**32-bit\processor math**

First, the G4 is 32-bit. The path from the memory, to the engine is 128-bit. The only thing the engine does is funnel the data into 32-bit wide chuncks. Inside the processer, where work is actually done, it is 32-bits wide. This is the widest part of the system. The BUS to the add-on cards gets in some MotherBoards to 64 bits wide. If you are lucky and have onboard SCSI, that can get pretty wide to. Some video cards, high end, and only on the card itself, contain places up to 256-bits wide.
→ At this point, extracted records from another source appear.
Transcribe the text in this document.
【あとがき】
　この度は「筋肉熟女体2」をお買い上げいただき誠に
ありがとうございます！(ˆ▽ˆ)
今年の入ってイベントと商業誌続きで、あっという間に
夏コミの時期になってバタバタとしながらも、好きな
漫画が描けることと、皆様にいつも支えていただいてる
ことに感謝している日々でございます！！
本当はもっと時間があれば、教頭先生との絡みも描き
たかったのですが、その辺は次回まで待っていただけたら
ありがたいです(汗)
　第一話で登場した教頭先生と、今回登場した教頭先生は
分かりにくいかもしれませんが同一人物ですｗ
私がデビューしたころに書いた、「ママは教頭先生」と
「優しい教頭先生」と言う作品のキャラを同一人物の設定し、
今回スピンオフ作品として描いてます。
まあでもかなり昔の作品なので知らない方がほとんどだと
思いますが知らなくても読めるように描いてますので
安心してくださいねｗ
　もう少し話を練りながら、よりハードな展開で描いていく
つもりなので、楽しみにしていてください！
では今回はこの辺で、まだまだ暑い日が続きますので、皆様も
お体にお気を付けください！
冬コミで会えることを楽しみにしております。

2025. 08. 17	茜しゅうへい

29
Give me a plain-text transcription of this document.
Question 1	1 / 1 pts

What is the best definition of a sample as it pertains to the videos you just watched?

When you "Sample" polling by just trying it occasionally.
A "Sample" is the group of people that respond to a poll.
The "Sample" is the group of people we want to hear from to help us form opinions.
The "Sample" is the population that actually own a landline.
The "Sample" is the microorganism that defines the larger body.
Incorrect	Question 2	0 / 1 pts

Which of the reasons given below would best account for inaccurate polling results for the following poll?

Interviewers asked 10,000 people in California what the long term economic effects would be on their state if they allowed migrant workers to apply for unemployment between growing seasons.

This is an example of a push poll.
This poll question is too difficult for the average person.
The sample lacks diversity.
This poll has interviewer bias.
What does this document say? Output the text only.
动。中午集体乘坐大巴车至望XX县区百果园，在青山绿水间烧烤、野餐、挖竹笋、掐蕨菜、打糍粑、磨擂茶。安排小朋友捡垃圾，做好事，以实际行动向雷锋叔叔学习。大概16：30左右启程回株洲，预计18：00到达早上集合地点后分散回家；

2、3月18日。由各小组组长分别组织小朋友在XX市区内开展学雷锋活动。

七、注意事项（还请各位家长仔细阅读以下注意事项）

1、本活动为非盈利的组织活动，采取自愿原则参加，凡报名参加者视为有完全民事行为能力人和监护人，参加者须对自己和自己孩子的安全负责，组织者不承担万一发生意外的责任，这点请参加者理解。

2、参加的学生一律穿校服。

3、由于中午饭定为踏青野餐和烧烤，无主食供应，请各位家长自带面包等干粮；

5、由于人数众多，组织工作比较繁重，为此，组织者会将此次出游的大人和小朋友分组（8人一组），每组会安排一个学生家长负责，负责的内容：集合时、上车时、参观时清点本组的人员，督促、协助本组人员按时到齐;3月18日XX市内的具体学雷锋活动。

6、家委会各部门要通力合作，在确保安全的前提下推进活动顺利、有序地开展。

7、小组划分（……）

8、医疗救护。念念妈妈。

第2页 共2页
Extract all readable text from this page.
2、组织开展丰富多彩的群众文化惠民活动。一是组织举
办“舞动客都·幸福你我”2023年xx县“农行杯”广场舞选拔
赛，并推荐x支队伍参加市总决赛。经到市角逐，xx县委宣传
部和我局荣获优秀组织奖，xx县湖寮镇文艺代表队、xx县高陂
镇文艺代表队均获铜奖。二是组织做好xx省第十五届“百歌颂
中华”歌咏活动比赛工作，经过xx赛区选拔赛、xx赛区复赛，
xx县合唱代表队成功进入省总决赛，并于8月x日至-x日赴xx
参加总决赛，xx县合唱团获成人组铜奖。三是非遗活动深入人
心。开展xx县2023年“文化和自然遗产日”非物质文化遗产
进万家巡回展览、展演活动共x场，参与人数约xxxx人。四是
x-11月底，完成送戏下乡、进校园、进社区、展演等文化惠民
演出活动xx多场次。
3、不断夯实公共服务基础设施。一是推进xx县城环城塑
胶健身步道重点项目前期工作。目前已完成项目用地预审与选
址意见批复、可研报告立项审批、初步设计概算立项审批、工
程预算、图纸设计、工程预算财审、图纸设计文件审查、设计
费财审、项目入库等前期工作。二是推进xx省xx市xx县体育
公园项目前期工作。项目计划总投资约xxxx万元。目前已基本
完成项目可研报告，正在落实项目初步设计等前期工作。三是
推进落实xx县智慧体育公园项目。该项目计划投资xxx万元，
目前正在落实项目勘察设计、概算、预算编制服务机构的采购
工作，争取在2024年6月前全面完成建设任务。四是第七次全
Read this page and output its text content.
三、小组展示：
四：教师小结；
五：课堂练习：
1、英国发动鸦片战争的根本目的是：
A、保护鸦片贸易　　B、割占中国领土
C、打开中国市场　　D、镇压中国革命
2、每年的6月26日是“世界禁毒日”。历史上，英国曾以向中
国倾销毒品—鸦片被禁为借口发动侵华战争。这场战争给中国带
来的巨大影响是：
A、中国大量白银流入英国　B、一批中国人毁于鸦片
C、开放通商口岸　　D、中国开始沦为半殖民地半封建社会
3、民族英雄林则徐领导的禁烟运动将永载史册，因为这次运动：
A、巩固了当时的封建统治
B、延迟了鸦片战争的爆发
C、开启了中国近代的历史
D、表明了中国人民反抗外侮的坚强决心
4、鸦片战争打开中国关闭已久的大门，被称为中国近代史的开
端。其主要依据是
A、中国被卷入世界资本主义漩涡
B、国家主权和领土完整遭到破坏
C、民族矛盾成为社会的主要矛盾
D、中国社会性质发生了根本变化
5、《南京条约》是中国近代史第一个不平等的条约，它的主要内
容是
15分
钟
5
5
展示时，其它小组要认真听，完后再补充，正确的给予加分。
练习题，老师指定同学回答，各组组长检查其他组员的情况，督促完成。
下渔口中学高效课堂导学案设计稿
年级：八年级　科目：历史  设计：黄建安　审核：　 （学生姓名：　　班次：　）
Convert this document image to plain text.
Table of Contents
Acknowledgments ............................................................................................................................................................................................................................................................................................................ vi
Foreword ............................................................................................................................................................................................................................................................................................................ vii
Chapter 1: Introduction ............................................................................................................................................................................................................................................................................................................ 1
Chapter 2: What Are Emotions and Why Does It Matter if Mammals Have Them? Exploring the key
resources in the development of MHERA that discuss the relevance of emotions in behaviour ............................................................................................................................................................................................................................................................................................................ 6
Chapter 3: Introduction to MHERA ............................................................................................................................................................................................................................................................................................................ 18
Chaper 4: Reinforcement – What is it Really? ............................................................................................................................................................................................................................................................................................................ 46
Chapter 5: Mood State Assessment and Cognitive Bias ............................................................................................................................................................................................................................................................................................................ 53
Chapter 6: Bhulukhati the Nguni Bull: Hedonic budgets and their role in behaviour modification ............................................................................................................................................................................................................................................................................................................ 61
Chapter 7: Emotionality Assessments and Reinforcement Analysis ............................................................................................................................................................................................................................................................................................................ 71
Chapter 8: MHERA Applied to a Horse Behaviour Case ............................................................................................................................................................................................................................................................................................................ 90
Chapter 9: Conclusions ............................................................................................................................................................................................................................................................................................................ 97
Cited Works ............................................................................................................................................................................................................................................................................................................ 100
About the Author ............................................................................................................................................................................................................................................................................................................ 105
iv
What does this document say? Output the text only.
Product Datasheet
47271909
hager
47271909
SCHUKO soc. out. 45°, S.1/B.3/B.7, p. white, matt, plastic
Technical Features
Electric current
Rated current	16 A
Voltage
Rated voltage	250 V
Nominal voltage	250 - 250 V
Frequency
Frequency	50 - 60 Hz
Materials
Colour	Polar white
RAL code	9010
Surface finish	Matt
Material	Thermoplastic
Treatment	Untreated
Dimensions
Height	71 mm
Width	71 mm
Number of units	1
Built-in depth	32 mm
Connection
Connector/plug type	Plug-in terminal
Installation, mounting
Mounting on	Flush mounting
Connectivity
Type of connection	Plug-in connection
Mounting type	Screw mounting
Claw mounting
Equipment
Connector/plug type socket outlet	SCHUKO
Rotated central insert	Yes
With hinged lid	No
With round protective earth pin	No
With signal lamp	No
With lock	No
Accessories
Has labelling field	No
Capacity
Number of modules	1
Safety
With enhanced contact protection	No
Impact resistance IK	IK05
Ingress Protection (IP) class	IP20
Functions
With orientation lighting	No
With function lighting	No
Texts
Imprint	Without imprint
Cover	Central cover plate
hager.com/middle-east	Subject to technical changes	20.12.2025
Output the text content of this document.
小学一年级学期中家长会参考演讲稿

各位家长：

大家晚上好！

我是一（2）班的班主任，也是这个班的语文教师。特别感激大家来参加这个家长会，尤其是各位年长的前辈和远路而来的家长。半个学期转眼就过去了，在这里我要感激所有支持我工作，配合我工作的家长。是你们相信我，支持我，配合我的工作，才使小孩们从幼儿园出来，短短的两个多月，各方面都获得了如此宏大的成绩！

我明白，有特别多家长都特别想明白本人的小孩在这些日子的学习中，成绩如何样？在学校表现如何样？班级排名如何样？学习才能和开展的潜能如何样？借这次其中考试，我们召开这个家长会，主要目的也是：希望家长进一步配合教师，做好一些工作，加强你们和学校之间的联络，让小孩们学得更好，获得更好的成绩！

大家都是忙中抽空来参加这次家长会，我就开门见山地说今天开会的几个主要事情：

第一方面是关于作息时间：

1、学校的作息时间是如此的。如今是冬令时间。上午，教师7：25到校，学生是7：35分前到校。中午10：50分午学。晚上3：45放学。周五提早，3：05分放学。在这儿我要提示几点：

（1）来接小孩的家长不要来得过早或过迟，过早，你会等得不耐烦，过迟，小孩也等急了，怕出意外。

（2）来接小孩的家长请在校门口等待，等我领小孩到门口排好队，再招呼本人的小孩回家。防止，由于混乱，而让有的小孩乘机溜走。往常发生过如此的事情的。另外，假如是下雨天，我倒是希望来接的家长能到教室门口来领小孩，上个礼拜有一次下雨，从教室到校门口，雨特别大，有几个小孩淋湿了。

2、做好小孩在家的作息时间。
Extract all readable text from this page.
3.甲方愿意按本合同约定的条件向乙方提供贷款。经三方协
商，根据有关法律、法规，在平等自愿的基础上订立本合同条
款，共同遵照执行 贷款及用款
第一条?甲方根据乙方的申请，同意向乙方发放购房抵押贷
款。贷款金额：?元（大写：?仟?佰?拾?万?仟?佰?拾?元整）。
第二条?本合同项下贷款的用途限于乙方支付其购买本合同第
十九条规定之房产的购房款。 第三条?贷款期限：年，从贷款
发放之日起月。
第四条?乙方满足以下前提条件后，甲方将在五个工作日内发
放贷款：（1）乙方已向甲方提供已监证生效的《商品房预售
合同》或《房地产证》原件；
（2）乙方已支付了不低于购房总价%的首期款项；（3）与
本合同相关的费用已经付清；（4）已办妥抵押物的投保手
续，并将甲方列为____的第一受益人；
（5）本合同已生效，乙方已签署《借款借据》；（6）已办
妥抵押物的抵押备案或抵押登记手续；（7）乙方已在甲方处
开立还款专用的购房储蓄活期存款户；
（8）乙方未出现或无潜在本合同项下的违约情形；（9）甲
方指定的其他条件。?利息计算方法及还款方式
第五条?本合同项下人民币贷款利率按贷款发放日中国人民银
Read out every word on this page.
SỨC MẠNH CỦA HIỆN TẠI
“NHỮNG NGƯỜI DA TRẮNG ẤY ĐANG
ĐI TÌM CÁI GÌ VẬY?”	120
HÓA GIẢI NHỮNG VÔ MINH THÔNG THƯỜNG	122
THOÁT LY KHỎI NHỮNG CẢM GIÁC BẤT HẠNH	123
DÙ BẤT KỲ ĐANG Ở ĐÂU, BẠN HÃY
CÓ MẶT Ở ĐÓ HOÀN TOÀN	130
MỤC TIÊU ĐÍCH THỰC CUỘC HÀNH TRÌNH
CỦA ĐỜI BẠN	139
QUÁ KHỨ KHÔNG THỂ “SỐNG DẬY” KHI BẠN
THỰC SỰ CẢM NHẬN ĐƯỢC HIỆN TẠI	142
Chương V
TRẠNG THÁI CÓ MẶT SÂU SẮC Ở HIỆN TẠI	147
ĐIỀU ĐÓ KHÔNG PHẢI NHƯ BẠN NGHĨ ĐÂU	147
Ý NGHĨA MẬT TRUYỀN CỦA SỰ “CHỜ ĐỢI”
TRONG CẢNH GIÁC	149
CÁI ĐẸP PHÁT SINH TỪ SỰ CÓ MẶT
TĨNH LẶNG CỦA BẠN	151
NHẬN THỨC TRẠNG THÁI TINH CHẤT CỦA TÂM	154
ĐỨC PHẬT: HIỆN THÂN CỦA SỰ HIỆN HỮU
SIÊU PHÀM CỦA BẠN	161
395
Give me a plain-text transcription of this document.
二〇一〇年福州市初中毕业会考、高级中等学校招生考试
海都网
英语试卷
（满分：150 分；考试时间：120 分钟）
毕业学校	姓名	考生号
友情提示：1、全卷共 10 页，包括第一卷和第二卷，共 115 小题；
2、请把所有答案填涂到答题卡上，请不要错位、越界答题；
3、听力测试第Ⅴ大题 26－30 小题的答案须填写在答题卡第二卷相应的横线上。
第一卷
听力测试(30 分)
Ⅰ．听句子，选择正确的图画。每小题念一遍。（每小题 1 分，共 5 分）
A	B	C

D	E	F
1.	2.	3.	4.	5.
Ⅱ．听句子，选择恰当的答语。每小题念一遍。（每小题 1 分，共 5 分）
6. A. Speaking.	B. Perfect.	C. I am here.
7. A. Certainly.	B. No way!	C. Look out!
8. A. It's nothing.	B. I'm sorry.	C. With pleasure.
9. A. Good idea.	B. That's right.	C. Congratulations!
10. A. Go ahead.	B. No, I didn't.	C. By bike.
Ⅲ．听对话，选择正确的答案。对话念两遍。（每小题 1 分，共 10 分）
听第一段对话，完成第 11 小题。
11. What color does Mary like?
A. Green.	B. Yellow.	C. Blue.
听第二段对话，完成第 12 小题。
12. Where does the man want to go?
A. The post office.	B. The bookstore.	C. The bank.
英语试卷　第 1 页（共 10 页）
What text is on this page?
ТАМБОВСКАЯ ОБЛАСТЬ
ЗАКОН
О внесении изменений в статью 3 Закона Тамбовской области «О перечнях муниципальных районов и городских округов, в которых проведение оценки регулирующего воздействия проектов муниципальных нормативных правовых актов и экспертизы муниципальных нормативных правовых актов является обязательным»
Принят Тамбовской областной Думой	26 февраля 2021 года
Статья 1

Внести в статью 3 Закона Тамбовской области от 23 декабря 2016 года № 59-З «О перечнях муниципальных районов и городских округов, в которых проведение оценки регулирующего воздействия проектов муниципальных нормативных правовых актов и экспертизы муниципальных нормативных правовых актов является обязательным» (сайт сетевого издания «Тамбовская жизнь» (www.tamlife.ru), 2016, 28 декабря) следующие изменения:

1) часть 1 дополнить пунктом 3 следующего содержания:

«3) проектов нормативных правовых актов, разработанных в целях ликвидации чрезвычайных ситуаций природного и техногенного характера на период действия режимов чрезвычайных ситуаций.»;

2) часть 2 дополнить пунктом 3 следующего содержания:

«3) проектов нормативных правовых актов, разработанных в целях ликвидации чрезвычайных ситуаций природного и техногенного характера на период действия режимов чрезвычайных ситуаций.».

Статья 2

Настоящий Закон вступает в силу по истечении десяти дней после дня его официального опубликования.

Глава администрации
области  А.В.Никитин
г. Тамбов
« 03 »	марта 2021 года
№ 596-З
Yes the Apple website does say that it is 128-bits, but keep in mind, they are trying to sell you a computer. And technically it does go into the CPU chip at 128. This is not the processor. Where the processing is done, is 32-bits. Check out the Motorola information, they are not trying to sell you a computer.

Bit Math:

Yes I, bet you are right, C++ probably only recoginizes math out to 15 digits. This is a compiler, not the processor. The processor does not see 15e9, the processor sees 101110101001011101010100101010101010 only. (previous was an exageration I have know idea what those 1s and 0s say. Point being that when you pass a number to the processor, depending on the assignment (real/integer) determines how many 1s and 0s pass go through. If you assign a single integer and do math on it both the G4 and the Px/AMD will see 1=000000000000000000000000000001 (I think). That is a 32-bit number. Now on the other extream, if you pass the widest number, a real, to a processor, double the number of characters for the G4. For the Px and the AMD processors, you pass 80 1s and 0s. It doesn't matter to the processor whether you passed 3 or 3x10^456, a real number has the same number of 1s and 0s. Now math gets even more complicated, as the processor cannot make judgements. It can't shorten the number, it doesn't see the whole number all at once. It has to spin it's wheels looking at each bit. That means that for a real on a G4 will take 2 cycles, and a Px/AMD will take 3 cycles.

Bottom line, The G4 is faster, because it takes short-cuts.